Pondo Jesus à prova ou “tentando-o”. O Mestre conta essa parábola porque um doutor
da Lei, bem-sucedido, procura-o para “pô-lo à prova” (ARA) ou “tentá-lo” (ARC),
conforme consta no versículo 25.0 termo grego utilizado oferece a ideia de
colocar à prova o “caráter” de Cristo. Isso mostra que aquele homem, de maneira
ardilosa, busca colocar o Mestre dos mestres em situação difícil e, quem sabe
imaginando receber algum elogio, o interroga dizendo: “Mestre, que farei para
herdar a vida eterna?” (v.25).
A parábola do Bom
Samaritano inicia-se exatamente a partir do versículo 30, mas sua análise deve
iniciar a partir do versículo 25 para chegarmos a uma perfeita interpretação.
Nesse verso, nos é dito que numa dada ocasião se levantou um doutor da lei
(provavelmente um fariseu), dirigindo-se a Jesus o chamou de mestre e lhe fez
uma pergunta maliciosa: “que farei para herdar a vida eterna?”. A
parábola então é a resposta à uma segunda pergunta maliciosa: “e quem é o
meu próximo?”. É exatamente a partir dessa pergunta que Jesus conta a
parábola do bom samaritano e critica a falsa religiosidade tão evidente na
seita dos Fariseus. A falsa religiosidade é o ato de apenas ter uma religião,
praticar rituais ou aparentar ser um crente. É a hipocrisia, a falsidade. O
sacerdote e o levita deveriam exercitar seu amor por alguém que precisava, já
que tinham o conhecimento da vontade de Deus.
3.
“Como lês?” Jesus, como é de costume, “responde” com outra pergunta (v.26). Ao
perguntar sobre o conteúdo do mandamento, Jesus não questiona aquele doutor
para ver se ele o conhecia, isto é, sua pergunta demonstra interesse na forma
particular de interpretação do mandamento por parte daquele homem. Jesus quer
saber como o doutor lê, como o interpreta e de que forma olha para o
mandamento. O homem não compreendendo limita-se a responder recitando o
mandamento tal como está escrito (v.27). Percebendo Jesus que o homem conhecia
muito bem o texto a ponto de recitá-lo, o Mestre então o chama à prática
(v.28). Para Jesus não bastava que aquele doutor soubesse o conteúdo do
mandamento, antes, ao Mestre importava que o homem soubesse interpretar
corretamente e, muito mais importante, colocar o mandamento em ação em sua
vida. Por isso, o Senhor Jesus diz: “faze isso e viverás” (v.28).

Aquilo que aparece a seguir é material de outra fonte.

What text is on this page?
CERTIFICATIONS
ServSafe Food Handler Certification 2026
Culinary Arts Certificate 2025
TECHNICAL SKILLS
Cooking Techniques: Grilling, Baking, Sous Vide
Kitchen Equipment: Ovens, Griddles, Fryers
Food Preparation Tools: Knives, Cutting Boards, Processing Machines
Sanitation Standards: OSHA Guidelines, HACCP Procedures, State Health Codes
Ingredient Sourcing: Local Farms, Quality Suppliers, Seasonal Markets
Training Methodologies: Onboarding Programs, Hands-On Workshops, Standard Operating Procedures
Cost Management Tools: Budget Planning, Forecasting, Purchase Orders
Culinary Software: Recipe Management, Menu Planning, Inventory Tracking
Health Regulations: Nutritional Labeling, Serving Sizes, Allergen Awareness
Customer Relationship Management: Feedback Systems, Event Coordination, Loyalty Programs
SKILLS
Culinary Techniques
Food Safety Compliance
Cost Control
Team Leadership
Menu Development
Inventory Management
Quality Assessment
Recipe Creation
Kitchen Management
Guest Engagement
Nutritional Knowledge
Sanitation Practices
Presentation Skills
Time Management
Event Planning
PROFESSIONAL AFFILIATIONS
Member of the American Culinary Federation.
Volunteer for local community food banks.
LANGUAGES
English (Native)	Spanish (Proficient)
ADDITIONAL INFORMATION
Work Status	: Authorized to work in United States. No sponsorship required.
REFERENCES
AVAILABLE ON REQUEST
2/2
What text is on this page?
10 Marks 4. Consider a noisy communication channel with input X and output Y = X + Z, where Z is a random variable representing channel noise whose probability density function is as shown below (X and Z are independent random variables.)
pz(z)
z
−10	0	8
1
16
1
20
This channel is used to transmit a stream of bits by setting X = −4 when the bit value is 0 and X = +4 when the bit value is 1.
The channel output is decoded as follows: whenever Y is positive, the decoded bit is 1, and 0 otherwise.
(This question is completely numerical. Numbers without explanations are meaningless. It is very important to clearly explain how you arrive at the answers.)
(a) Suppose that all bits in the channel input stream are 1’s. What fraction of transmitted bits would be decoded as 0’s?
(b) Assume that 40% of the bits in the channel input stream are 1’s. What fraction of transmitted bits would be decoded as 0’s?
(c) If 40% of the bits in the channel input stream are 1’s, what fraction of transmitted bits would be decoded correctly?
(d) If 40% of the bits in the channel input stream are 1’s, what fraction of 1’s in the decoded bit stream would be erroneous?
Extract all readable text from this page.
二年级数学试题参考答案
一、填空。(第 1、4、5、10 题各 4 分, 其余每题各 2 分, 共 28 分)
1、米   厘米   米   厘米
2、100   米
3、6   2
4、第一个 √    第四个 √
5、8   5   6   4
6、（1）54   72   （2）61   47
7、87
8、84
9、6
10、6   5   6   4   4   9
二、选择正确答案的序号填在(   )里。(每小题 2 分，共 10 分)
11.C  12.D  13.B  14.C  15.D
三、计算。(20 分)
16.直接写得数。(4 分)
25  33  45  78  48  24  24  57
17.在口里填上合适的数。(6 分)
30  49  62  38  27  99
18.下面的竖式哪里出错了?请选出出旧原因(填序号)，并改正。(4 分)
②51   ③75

No versículo 27, o doutor da Lei responde a pergunta
de Jesus da seguinte maneira: “amar a Deus sobre todas as coisas e ao
próximo como a si mesmo”. Jesus imediatamente o elogia e determina que, se
ele quisesse obter a vida, deveria fazer exatamente isso (v 28). O doutor da
Lei respondeu à pergunta de Jesus citando Deuteronômio 6.5, um texto que era
recitado duas vezes ao dia por todo judeu fiel. Este texto resumia o padrão
ético central da Lei. O doutor também aludiu a Levítico 19.18. O fundamento da
resposta do homem é uma expressão de lealdade e devoção que também pode ser
vista como a demonstração natural de fé, visto que a pessoa por completo — o
coração, a alma, as forças e o entendimento — está envolvida. O tema do amor a
Deus é desenvolvido nos versículos 38 a 42, com sua ênfase na devoção a Jesus,
e em Lucas 11.1-13, onde os discípulos são instruídos a serem devotos a Deus em
oração. Entenda que ao elogiar o doutor da Lei e exortá-lo a fazer o que
conhecia, Jesus não estava dizendo que a retidão é o resultado das obras. Ele
dizia que o amor e a obediência a Deus são as consequências naturais quando se
coloca a fé no Senhor. Aqueles que acreditam em Jesus e seguem-no receberão
recompensas eternas. Jesus estabeleceu este princípio a Pedro em Mateus
19.27-30.
4. Questão
principal. Não satisfeito, o doutor da Lei quer saber de Jesus “quem” seria o seu
próximo (v.29). Pode ser que ele até tenha imaginado que Jesus revelaria o nome
de um ente querido ou um amigo muito amado. Quem sabe imaginou que Jesus diria
que o próximo é apenas quem nos faz bem. É neste contexto então que a Parábola
é contada pelo Senhor. Jesus, ao contar a parábola, deixa claro que as
tradições e a religiosidade não podem ensinar-nos acerca de quem é o nosso
próximo. O homem que desceu de Jerusalém para Jericó estava caído e ferido
(v.30), porém, o sacerdote não o viu como seu próximo e o levita também não
(vv.31,32), mas o samaritano, surpreendentemente, assim o enxergou (v.33).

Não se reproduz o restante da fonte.